Key points:
- Amazon even reported a loss – but that was from the collapse in Rivian valuation
- The real problem is lowered guidance for future revenue growth
- As ever, proof that expectations matter
- Amazon’s Stock Split Shouldn’t Change Anything – But Will It?
Amazon (NASDAQ: AMZN) stock is proving, once again, the importance of that efficient markets hypothesis. For Amazon’s results show growth, yet the stock has fallen 8.5% premarket this morning. A larger company we might expect to be worth more, but that’s not how it has worked out – why?
The answer is in the guidance for future revenue growth.
This quarter just reporting operating income was at $3.7 billion against $8.9 billion a year ago. Well, we knew that the lockdown boom would fade. It’s also true that Amazon’s historical preference has been to reinvest within the operating period rather than to declare profit. Operating margin was 3.2% of sales, down from 8.2%. But again, that’s not out of line with historical preference for cashflow and margin allocation.
There was that loss reported, but that’s a non-cash charge against Rivian. Given that the stock price there has collapsed – along with so many of those trying to follow the Telsa copybook – then obviously, Amazon was going to have to write that down.
Also Read: What is Amazon’s CSR Policy?
The real reason for the price fall is that guidance for future revenue is down on market expectations. Q2 revenue is now put at $116 to $121 Billion, as against the consensus of $125.1 billion. That might seem like a small difference, but that’s that EMH for you.
That EMH doesn’t say that markets are the efficient way of doing everything, rather that they are efficient at processing information. The implication of that is that all known information is already in prices. So, if the expectation for Q2 Amazon revenue is $125.1 billion, then the stock price includes that. We’ve not the new information that revenue is likely to be lower – so, therefore, the Amazon stock price declines to include that new information.
Looking at the basics of the business itself rather than the very short-term stock price movements, Amazon is once again telling us the same thing that so many others are. Yes, clearly, lockdowns and WFH led to massive jumps in online shopping. Yes, we all know that online is going to eat the world eventually. But what matters to stock prices here is how fast is it going to eat the world?
Using UK numbers just to illustrate, online, pre-lockdown, was eating some 1% of retail sales each year – US numbers are a little lower. Lockdown led, at one point, to a 10% jump of the entire market share. A big question was always going to be whether that jump would persist – would this be the new starting point for that gradual 1% to start from again? Or would there be a fall back and if there was, how much would it be?

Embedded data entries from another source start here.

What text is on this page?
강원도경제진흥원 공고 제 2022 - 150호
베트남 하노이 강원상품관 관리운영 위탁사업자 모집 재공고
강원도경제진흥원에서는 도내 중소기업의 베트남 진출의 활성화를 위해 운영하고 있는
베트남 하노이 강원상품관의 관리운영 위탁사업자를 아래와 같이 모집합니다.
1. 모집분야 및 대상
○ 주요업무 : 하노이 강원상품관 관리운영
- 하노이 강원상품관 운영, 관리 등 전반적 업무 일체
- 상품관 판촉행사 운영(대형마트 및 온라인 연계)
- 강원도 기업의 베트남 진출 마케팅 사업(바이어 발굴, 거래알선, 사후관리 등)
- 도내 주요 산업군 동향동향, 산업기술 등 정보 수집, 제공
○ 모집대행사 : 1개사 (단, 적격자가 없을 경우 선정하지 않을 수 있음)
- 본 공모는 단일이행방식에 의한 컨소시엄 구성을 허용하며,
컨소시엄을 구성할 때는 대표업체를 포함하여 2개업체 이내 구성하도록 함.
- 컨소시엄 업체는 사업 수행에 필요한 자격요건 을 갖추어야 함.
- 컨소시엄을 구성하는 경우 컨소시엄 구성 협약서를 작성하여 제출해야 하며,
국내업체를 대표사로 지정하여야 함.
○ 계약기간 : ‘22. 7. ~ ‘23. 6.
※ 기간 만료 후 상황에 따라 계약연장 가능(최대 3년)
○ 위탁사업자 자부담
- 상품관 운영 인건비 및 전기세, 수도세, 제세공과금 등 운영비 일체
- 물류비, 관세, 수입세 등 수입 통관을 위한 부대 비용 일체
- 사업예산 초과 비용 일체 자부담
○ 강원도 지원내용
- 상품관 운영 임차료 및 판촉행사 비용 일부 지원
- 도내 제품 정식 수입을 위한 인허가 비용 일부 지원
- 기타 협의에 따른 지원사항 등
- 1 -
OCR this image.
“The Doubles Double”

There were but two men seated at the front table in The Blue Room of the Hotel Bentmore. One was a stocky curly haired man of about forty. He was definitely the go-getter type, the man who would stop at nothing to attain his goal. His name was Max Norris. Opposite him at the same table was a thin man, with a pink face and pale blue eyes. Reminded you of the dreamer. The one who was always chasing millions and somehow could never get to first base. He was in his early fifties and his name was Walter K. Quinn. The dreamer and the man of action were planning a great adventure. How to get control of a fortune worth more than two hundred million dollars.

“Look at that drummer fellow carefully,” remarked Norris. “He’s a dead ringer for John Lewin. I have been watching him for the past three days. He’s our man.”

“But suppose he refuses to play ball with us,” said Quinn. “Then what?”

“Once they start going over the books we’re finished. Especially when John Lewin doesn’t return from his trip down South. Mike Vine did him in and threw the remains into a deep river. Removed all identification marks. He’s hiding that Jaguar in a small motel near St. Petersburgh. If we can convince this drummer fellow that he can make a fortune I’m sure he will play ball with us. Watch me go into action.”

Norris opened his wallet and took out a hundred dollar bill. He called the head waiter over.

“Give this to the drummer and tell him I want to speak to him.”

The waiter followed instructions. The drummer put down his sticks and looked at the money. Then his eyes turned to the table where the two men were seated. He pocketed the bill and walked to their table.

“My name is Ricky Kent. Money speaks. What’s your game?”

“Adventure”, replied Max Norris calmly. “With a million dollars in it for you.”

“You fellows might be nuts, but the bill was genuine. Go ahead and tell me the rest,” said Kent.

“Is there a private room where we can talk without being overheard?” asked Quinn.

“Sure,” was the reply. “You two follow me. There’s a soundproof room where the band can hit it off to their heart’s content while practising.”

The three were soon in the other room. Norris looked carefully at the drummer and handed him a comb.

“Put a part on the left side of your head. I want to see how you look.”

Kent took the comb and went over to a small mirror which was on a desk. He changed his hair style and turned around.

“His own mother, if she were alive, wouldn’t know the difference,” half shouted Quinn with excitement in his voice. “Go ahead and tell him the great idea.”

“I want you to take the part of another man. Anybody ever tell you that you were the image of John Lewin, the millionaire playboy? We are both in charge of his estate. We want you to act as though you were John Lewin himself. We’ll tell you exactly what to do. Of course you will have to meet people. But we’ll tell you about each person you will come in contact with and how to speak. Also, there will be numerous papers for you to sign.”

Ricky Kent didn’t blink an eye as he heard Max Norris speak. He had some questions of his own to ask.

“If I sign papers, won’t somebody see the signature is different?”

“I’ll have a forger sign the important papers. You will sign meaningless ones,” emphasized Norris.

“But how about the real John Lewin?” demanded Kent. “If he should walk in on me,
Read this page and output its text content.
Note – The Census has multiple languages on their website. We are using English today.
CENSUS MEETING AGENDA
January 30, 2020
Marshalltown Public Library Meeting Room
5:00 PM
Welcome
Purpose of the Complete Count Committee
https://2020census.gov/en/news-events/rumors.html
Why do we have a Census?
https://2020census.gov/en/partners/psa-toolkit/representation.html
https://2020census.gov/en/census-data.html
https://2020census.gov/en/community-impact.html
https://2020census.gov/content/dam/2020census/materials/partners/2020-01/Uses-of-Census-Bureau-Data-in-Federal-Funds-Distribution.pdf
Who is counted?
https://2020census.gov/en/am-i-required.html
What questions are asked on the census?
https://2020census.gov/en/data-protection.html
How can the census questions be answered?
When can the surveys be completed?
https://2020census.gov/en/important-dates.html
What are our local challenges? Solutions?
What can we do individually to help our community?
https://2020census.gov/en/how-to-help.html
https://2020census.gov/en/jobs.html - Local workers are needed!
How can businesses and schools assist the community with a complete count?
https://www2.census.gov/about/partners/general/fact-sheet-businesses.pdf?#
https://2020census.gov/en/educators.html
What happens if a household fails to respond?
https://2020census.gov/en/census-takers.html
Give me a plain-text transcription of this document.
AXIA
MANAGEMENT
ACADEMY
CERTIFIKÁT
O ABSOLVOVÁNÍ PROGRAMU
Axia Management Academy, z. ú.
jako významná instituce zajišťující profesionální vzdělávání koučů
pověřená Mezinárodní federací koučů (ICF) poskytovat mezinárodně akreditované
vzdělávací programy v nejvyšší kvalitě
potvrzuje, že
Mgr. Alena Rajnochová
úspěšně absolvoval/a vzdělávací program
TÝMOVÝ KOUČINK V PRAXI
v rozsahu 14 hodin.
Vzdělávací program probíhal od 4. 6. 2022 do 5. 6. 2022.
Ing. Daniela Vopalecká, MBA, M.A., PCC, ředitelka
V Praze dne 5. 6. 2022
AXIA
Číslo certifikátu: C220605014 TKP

The answer that’s coming in from near all of those reporting – including here Amazon – is that there is indeed a fall back. So the valuations based upon lockdown market share were a little overcooked. The future value of Amazon stock, therefore, probably depends upon estimations of how fast it’s going to return to – and how quickly it will do so once it starts again – eating that retail market share from bricks and mortar retailing.